We just completed a two daylong selection conference in which prospective pastors and leaders, recommended by their church councils, elders, and/or their pastors, were interviewed by a few of us to help Bishop Grant make decisions with regard to future ordination. It was a wonderful time of prayer and fellowship as well as a great time to get to know our leaders better. The presence of the Holy Spirit was evident throughout the two days and especially when the interviewers reported back to the group – there was a general holy consensus. Thank you Lord!

We are in the process of interviewing our prospective students and I would like to introduce them to you one by one as we go along so that you will know their names and see their faces. Be on the look out for sporadic emails! I will try to include photographs, but that is not always easy. Please do continue to pray for scholarships as we are in need of a few more. We may have as many as 12 first year students and 15 part-time students…plus a presently unknown number of those who will come in for training from time to time…there are so many who do not speak, read, or write English and we will have to find creative ways to train these very able men and women in the future – exciting, but challenging stuff.
New student arrival and registration starts on August 26, orientation on August 28, and the College opens on August 31! This is the stuff dreams are made of!

Items for Prayer:
1.     Pray for our students. This is a very steep learning curve for most of them.
2.     Pray for Louise as she works hard at getting the library up to standard among the 110 other things she does on this compound!

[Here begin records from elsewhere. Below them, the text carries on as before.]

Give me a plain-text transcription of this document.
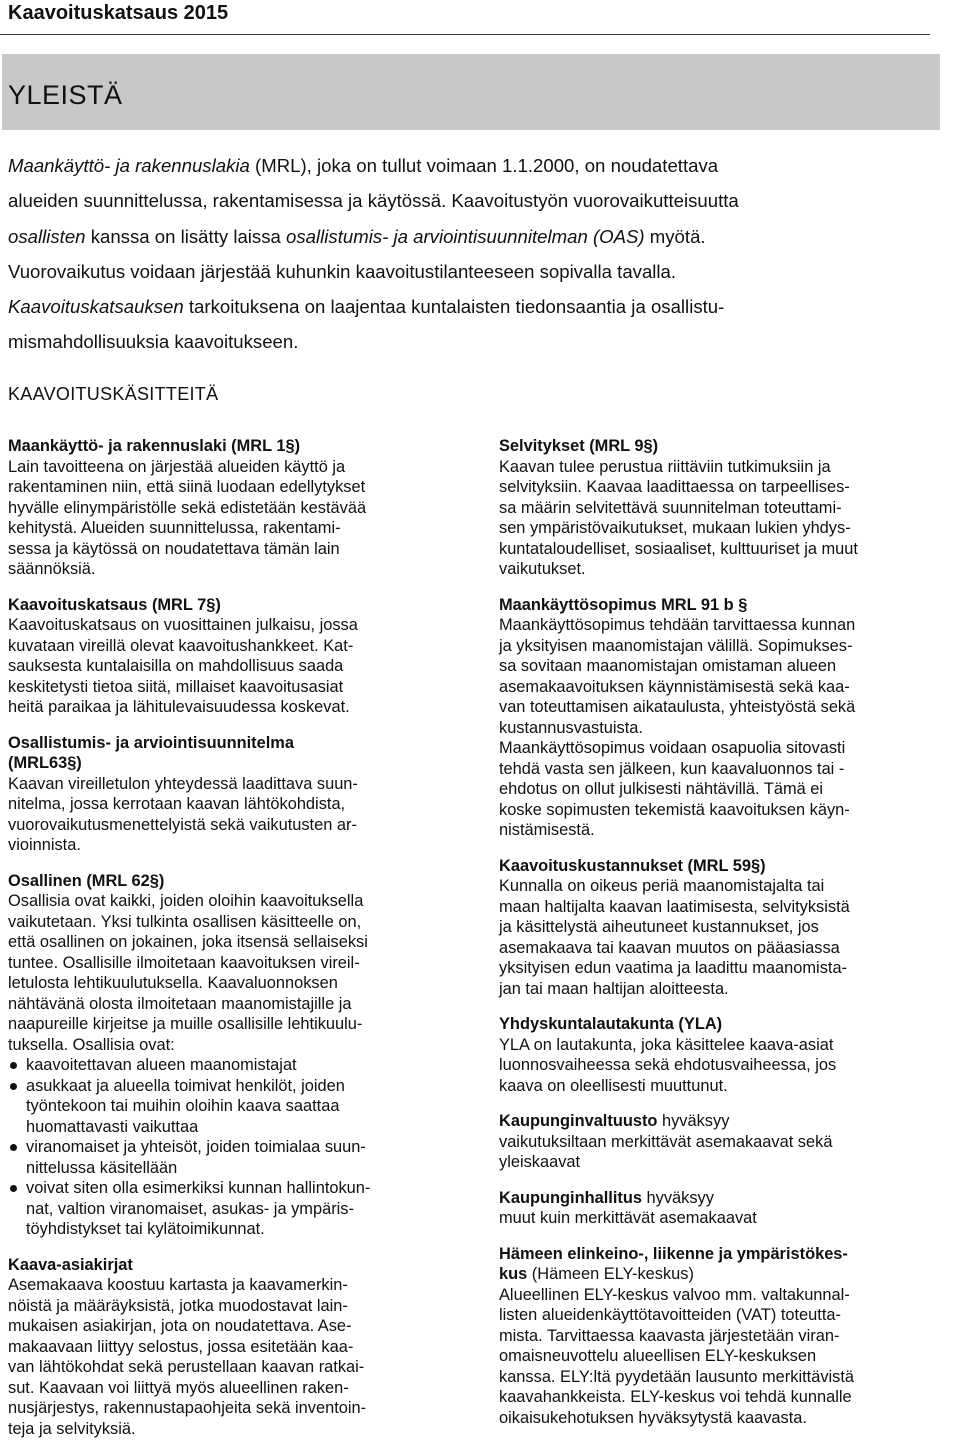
Kaavoituskatsaus 2015
YLEISTÄ
Maankäyttö- ja rakennuslakia (MRL), joka on tullut voimaan 1.1.2000, on noudatettava
alueiden suunnittelussa, rakentamisessa ja käytössä. Kaavoitustyön vuorovaikutteisuutta
osallisten kanssa on lisätty laissa osallistumis- ja arviointisuunnitelman (OAS) myötä.
Vuorovaikutus voidaan järjestää kuhunkin kaavoitustilanteeseen sopivalla tavalla.
Kaavoituskatsauksen tarkoituksena on laajentaa kuntalaisten tiedonsaantia ja osallistu-
mismahdollisuuksia kaavoitukseen.
KAAVOITUSKÄSITTEITÄ
Maankäyttö- ja rakennuslaki (MRL 1§)
Lain tavoitteena on järjestää alueiden käyttö ja
rakentaminen niin, että siinä luodaan edellytykset
hyvälle elinympäristölle sekä edistetään kestävää
kehitystä. Alueiden suunnittelussa, rakentami-
sessa ja käytössä on noudatettava tämän lain
säännöksiä.
Kaavoituskatsaus (MRL 7§)
Kaavoituskatsaus on vuosittainen julkaisu, jossa
kuvataan vireillä olevat kaavoitushankkeet. Kat-
sauksesta kuntalaisilla on mahdollisuus saada
keskitetysti tietoa siitä, millaiset kaavoitusasiat
heitä paraikaa ja lähitulevaisuudessa koskevat.
Osallistumis- ja arviointisuunnitelma
(MRL63§)
Kaavan vireilletulon yhteydessä laadittava suun-
nitelma, jossa kerrotaan kaavan lähtökohdista,
vuorovaikutusmenettelyistä sekä vaikutusten ar-
vioinnista.
Osallinen (MRL 62§)
Osallisia ovat kaikki, joiden oloihin kaavoituksella
vaikutetaan. Yksi tulkinta osallisen käsitteelle on,
että osallinen on jokainen, joka itsensä sellaiseksi
tuntee. Osallisille ilmoitetaan kaavoituksen vireil-
letulosta lehtikuulutuksella. Kaavaluonnoksen
nähtävänä olosta ilmoitetaan maanomistajille ja
naapureille kirjeitse ja muille osallisille lehtikuulu-
tuksella. Osallisia ovat:
kaavoitettavan alueen maanomistajat
asukkaat ja alueella toimivat henkilöt, joiden
työntekoon tai muihin oloihin kaava saattaa
huomattavasti vaikuttaa
viranomaiset ja yhteisöt, joiden toimialaa suun-
nittelussa käsitellään
voivat siten olla esimerkiksi kunnan hallintokun-
nat, valtion viranomaiset, asukas- ja ympäris-
töyhdistykset tai kylätoimikunnat.
Kaava-asiakirjat
Asemakaava koostuu kartasta ja kaavamerkin-
nöistä ja määräyksistä, jotka muodostavat lain-
mukaisen asiakirjan, jota on noudatettava. Ase-
makaavaan liittyy selostus, jossa esitetään kaa-
van lähtökohdat sekä perustellaan kaavan ratkai-
sut. Kaavaan voi liittyä myös alueellinen raken-
nusjärjestys, rakennustapaohjeita sekä inventoin-
teja ja selvityksiä.
Selvitykset (MRL 9§)
Kaavan tulee perustua riittäviin tutkimuksiin ja
selvityksiin. Kaavaa laadittaessa on tarpeellises-
sa määrin selvitettävä suunnitelman toteuttami-
sen ympäristövaikutukset, mukaan lukien yhdys-
kuntataloudelliset, sosiaaliset, kulttuuriset ja muut
vaikutukset.
Maankäyttösopimus MRL 91 b §
Maankäyttösopimus tehdään tarvittaessa kunnan
ja yksityisen maanomistajan välillä. Sopimukses-
sa sovitaan maanomistajan omistaman alueen
asemakaavoituksen käynnistämisestä sekä kaa-
van toteuttamisen aikataulusta, yhteistyöstä sekä
kustannusvastuista.
Maankäyttösopimus voidaan osapuolia sitovasti
tehdä vasta sen jälkeen, kun kaavaluonnos tai -
ehdotus on ollut julkisesti nähtävillä. Tämä ei
koske sopimusten tekemistä kaavoituksen käyn-
nistämisestä.
Kaavoituskustannukset (MRL 59§)
Kunnalla on oikeus periä maanomistajalta tai
maan haltijalta kaavan laatimisesta, selvityksistä
ja käsittelystä aiheutuneet kustannukset, jos
asemakaava tai kaavan muutos on pääasiassa
yksityisen edun vaatima ja laadittu maanomista-
jan tai maan haltijan aloitteesta.
Yhdyskuntalautakunta (YLA)
YLA on lautakunta, joka käsittelee kaava-asiat
luonnosvaiheessa sekä ehdotusvaiheessa, jos
kaava on oleellisesti muuttunut.
Kaupunginvaltuusto hyväksyy
vaikutuksiltaan merkittävät asemakaavat sekä
yleiskaavat
Kaupunginhallitus hyväksyy
muut kuin merkittävät asemakaavat
Hämeen elinkeino-, liikenne ja ympäristökes-
kus (Hämeen ELY-keskus)
Alueellinen ELY-keskus valvoo mm. valtakunnal-
listen alueidenkäyttötavoitteiden (VAT) toteutta-
mista. Tarvittaessa kaavasta järjestetään viran-
omaisneuvottelu alueellisen ELY-keskuksen
kanssa. ELY:ltä pyydetään lausunto merkittävistä
kaavahankkeista. ELY-keskus voi tehdä kunnalle
oikaisukehotuksen hyväksytystä kaavasta.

She has nearly 5000 books to catalogue and shelve and there are boxes yet to be unpacked! Praise God for those who have donated so many good books.
3.     Pray for the many administrative things yet to be done. Rosemary Burke, our Diocesan Administrator General, has been such a help to us with budgeting matters and dealing with the scholarships as they come in.
4.     Pray for the process of accreditation that must be started sooner rather than later. I have been invited to attend an international conference in Turkey the first week in November where all the accrediting agencies will be present and I need to raise the funds to make that happen as well!
5.     Pray for the many refugees still pouring into the Gambella Region. The war drags on, as leaders simply cannot bring themselves to commit to a form of lasting peace.
6.     Pray that our Residency Cards will be issued soon.
7.     Pray that we may be able to raise all the necessary funds for scholarships for both full-time and part-time students.
8.     Pray for our clergy, lay-leaders, Mother’s Union representatives and members, all our church members, many of whom are refugees, our faculty and staff, and for the many who have yet to hear the Gospel in the Horn of Africa.
9.     Pray for rain – the rains have been late and insufficient. This has been catastrophic in the past as farmers have not been able to plant their crops causing countrywide food shortages.

Thank you all for your encouragement, your prayers, and your support. I know I say this all the time, but it is worth repeating…we cannot do what we are doing without you.

May the Lord bless and keep you all.